Hali Flickinger’s parents reflect on Olympian’s success & impact in Pennsylvania

Japan 2020

Imagine raising an Olympic medalist. That’s the reality for Doug and Lea Flickinger, the parents of USA swimmer and Olympic bronze medalist Hali Flickinger.

The Spring Grove native won bronze in the 400 individual medley on Saturday in the Tokyo Olympics.

“Just pure joy, excitement, proudness,” Lea said of her emotions. “Honestly, I’m speechless still with everything. We’re just proud of her accomplishments.”

Hali’s main event is the 200 meter butterfly, which she began competition for on Tuesday with the prelims.

“Three months ago it wasn’t even a thought in the back of her head that she was going to swim the 400IM,” Doug said. “Things progressed pretty well. Even at trials it was her first [event] where she knew she pretty much made the team. So [the 400] was really just a bonus, and to have her medal is better yet.”

The bronze was Hali’s first Olympic medal of the 27-year-old’s career. It’s a “bonus” win, as Hali’s main event is the 200 meter butterfly. In fact, she’s been labelled as one of the favorites to win the event.

“I don’t think [winning bronze in the 400IM] will relieve anymore pressure from what is to come up,” Doug said. “That’s a big thing with this sport is the pressure that people put on you.

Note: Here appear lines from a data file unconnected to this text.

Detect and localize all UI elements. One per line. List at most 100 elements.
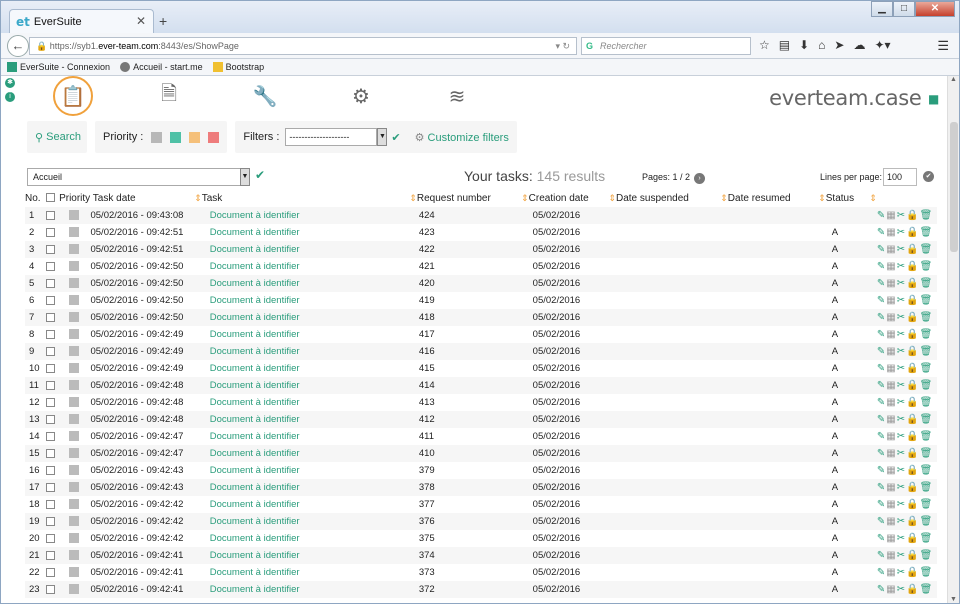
tools-icon[interactable]: ✂ <box>897 465 906 476</box>
lock-icon[interactable]: 🔒 <box>906 567 919 578</box>
table-row[interactable]: 18 05/02/2016 - 09:42:42 Document à identi… <box>25 496 937 513</box>
queue-dropdown-arrow-icon[interactable]: ▼ <box>240 168 250 186</box>
header-no[interactable]: No. <box>25 189 46 207</box>
tools-icon[interactable]: ✂ <box>897 295 906 306</box>
trash-icon[interactable]: 🗑 <box>920 210 934 221</box>
back-button[interactable]: ← <box>7 35 29 57</box>
lock-icon[interactable]: 🔒 <box>906 465 919 476</box>
tools-icon[interactable]: ✂ <box>897 397 906 408</box>
home-icon[interactable]: ⌂ <box>818 38 825 52</box>
tools-icon[interactable]: ✂ <box>897 533 906 544</box>
trash-icon[interactable]: 🗑 <box>920 550 934 561</box>
calendar-icon[interactable]: ▦ <box>886 210 896 221</box>
priority-red-swatch[interactable] <box>208 131 220 143</box>
trash-icon[interactable]: 🗑 <box>920 227 934 238</box>
calendar-icon[interactable]: ▦ <box>886 227 896 238</box>
bookmark-star-icon[interactable]: ☆ <box>759 38 770 52</box>
row-task-link[interactable]: Document à identifier <box>201 309 417 326</box>
tools-icon[interactable]: ✂ <box>897 550 906 561</box>
tools-icon[interactable]: ✂ <box>897 363 906 374</box>
url-bar[interactable]: 🔒 https://syb1.ever-team.com:8443/es/Sho… <box>29 37 577 55</box>
row-task-link[interactable]: Document à identifier <box>202 496 417 513</box>
trash-icon[interactable]: 🗑 <box>920 278 934 289</box>
customize-filters-button[interactable]: ⚙ Customize filters <box>415 131 509 144</box>
table-row[interactable]: 6 05/02/2016 - 09:42:50 Document à identif… <box>25 292 937 309</box>
trash-icon[interactable]: 🗑 <box>920 567 934 578</box>
edit-icon[interactable]: ✎ <box>877 227 886 238</box>
calendar-icon[interactable]: ▦ <box>886 312 896 323</box>
lock-icon[interactable]: 🔒 <box>906 363 919 374</box>
table-row[interactable]: 21 05/02/2016 - 09:42:41 Document à identi… <box>25 547 937 564</box>
close-window-button[interactable]: ✕ <box>915 1 955 17</box>
trash-icon[interactable]: 🗑 <box>920 380 934 391</box>
table-row[interactable]: 8 05/02/2016 - 09:42:49 Document à identif… <box>25 326 937 343</box>
nav-tools-icon[interactable]: 🔧 <box>245 76 285 116</box>
lock-icon[interactable]: 🔒 <box>906 482 919 493</box>
tools-icon[interactable]: ✂ <box>897 210 906 221</box>
lock-icon[interactable]: 🔒 <box>906 380 919 391</box>
trash-icon[interactable]: 🗑 <box>920 448 934 459</box>
header-date-resumed[interactable]: Date resumed ⇕ <box>728 189 826 207</box>
calendar-icon[interactable]: ▦ <box>886 397 896 408</box>
send-icon[interactable]: ➤ <box>834 38 844 52</box>
tools-icon[interactable]: ✂ <box>897 482 906 493</box>
calendar-icon[interactable]: ▦ <box>886 261 896 272</box>
table-row[interactable]: 15 05/02/2016 - 09:42:47 Document à identi… <box>25 445 937 462</box>
row-checkbox[interactable] <box>46 428 59 445</box>
lock-icon[interactable]: 🔒 <box>906 210 919 221</box>
lock-icon[interactable]: 🔒 <box>906 499 919 510</box>
table-row[interactable]: 20 05/02/2016 - 09:42:42 Document à identi… <box>25 530 937 547</box>
lock-icon[interactable]: 🔒 <box>906 397 919 408</box>
row-task-link[interactable]: Document à identifier <box>201 207 417 224</box>
trash-icon[interactable]: 🗑 <box>920 516 934 527</box>
reading-list-icon[interactable]: ▤ <box>779 38 790 52</box>
calendar-icon[interactable]: ▦ <box>886 516 896 527</box>
scroll-up-icon[interactable]: ▲ <box>950 76 957 83</box>
search-button[interactable]: ⚲ Search <box>27 121 87 153</box>
lock-icon[interactable]: 🔒 <box>906 244 919 255</box>
calendar-icon[interactable]: ▦ <box>886 414 896 425</box>
tools-icon[interactable]: ✂ <box>897 244 906 255</box>
row-task-link[interactable]: Document à identifier <box>201 343 417 360</box>
page-scrollbar[interactable]: ▲ ▼ <box>947 76 959 603</box>
bookmark-startme[interactable]: Accueil - start.me <box>120 62 203 73</box>
lock-icon[interactable]: 🔒 <box>906 533 919 544</box>
row-task-link[interactable]: Document à identifier <box>201 513 417 530</box>
tools-icon[interactable]: ✂ <box>897 278 906 289</box>
edit-icon[interactable]: ✎ <box>877 244 886 255</box>
settings-dot-icon[interactable]: ✱ <box>5 78 15 88</box>
row-task-link[interactable]: Document à identifier <box>201 581 417 598</box>
tools-icon[interactable]: ✂ <box>897 329 906 340</box>
apply-filter-icon[interactable]: ✔ <box>391 131 400 144</box>
row-checkbox[interactable] <box>46 513 60 530</box>
table-row[interactable]: 7 05/02/2016 - 09:42:50 Document à identif… <box>25 309 937 326</box>
header-status[interactable]: Status ⇕ <box>826 189 877 207</box>
lock-icon[interactable]: 🔒 <box>906 516 919 527</box>
bookmark-bootstrap[interactable]: Bootstrap <box>212 62 264 73</box>
lock-icon[interactable]: 🔒 <box>906 448 919 459</box>
trash-icon[interactable]: 🗑 <box>920 363 934 374</box>
row-task-link[interactable]: Document à identifier <box>201 547 417 564</box>
row-checkbox[interactable] <box>46 360 59 377</box>
tools-icon[interactable]: ✂ <box>897 431 906 442</box>
trash-icon[interactable]: 🗑 <box>920 397 934 408</box>
table-row[interactable]: 22 05/02/2016 - 09:42:41 Document à identi… <box>25 564 937 581</box>
tools-icon[interactable]: ✂ <box>897 499 906 510</box>
tools-icon[interactable]: ✂ <box>897 346 906 357</box>
select-all-checkbox[interactable] <box>46 189 59 207</box>
table-row[interactable]: 1 05/02/2016 - 09:43:08 Document à identif… <box>25 207 937 224</box>
edit-icon[interactable]: ✎ <box>877 261 886 272</box>
row-checkbox[interactable] <box>46 343 60 360</box>
lock-icon[interactable]: 🔒 <box>906 312 919 323</box>
edit-icon[interactable]: ✎ <box>877 312 886 323</box>
table-row[interactable]: 13 05/02/2016 - 09:42:48 Document à identi… <box>25 411 937 428</box>
trash-icon[interactable]: 🗑 <box>920 499 934 510</box>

Being told that you’re the favorite or one of the favorites is a lot of pressure.”

“They just have a target on their back at all times,” Lea said. “You just feel like she has to perform to be that top that everyone is talking about.”

Back at home, the anxiety is palpable watching Hali compete in each event. Inside Spring Grove Middle School, Hali’s grandparents, Ken and Bonna Krout, watched as their Hali pushed hard for the final 50 meters of the 400IM to bronze.

At the pool during All-Star Championship weekend, hundreds of Spring Grove and Midstate swimmers watched with excitement as their alum put Pennsylvania Swim on the map.

“This hometown is what got [Hali] to where she is now,” Doug said. “This is where it all started. She knows this is where she got her start. Without it, she wouldn’t where she’s at.”

As family and friends are not allowed to attend the 2020 Summer Olympics in person due to the coronavirus pandemic, the Flickinger’s have been watching the events on a tv from the United States. The nerves, however, are the same.

“Well they always have their teammates,” Doug said of being separated from his daughter during the Olympics. “Us being in Rio to [now], we had some communication leading up to the 400 IM. After that was all over and we got to talk to her, she pretty well went radio silent now. We know that, we know how she is. She’ll stay away from social media anything, because all she has to do is look at social media and the anxiety comes. That’s what she has to watch is keeping herself calm. So we’ll take what we get, but it’s not a lot now until after she swims [Wednesday] night.”

As the Flickinger’s watch Hali compete from half a world away, the pride swells.

“I’m just a proud dad,” Doug said. “Nothing ceases to amaze me with her. She puts her mind to something, she’s going to do whatever it takes to get where she needs to be. We’re humbled when we see it.”

“You’re going to make me cry,” Lea said through tears. “Again, like I said earlier, I’m speechless. She just totally amazes us.”

“Day after day,” Doug adds.

“Yup, I’m a proud mama,” Lea said.

Hali swims Tuesday, July 27 night in 200 meter butterfly semis. Should Hali advance, the finals in that event are in the evening on Wednesday, July 28.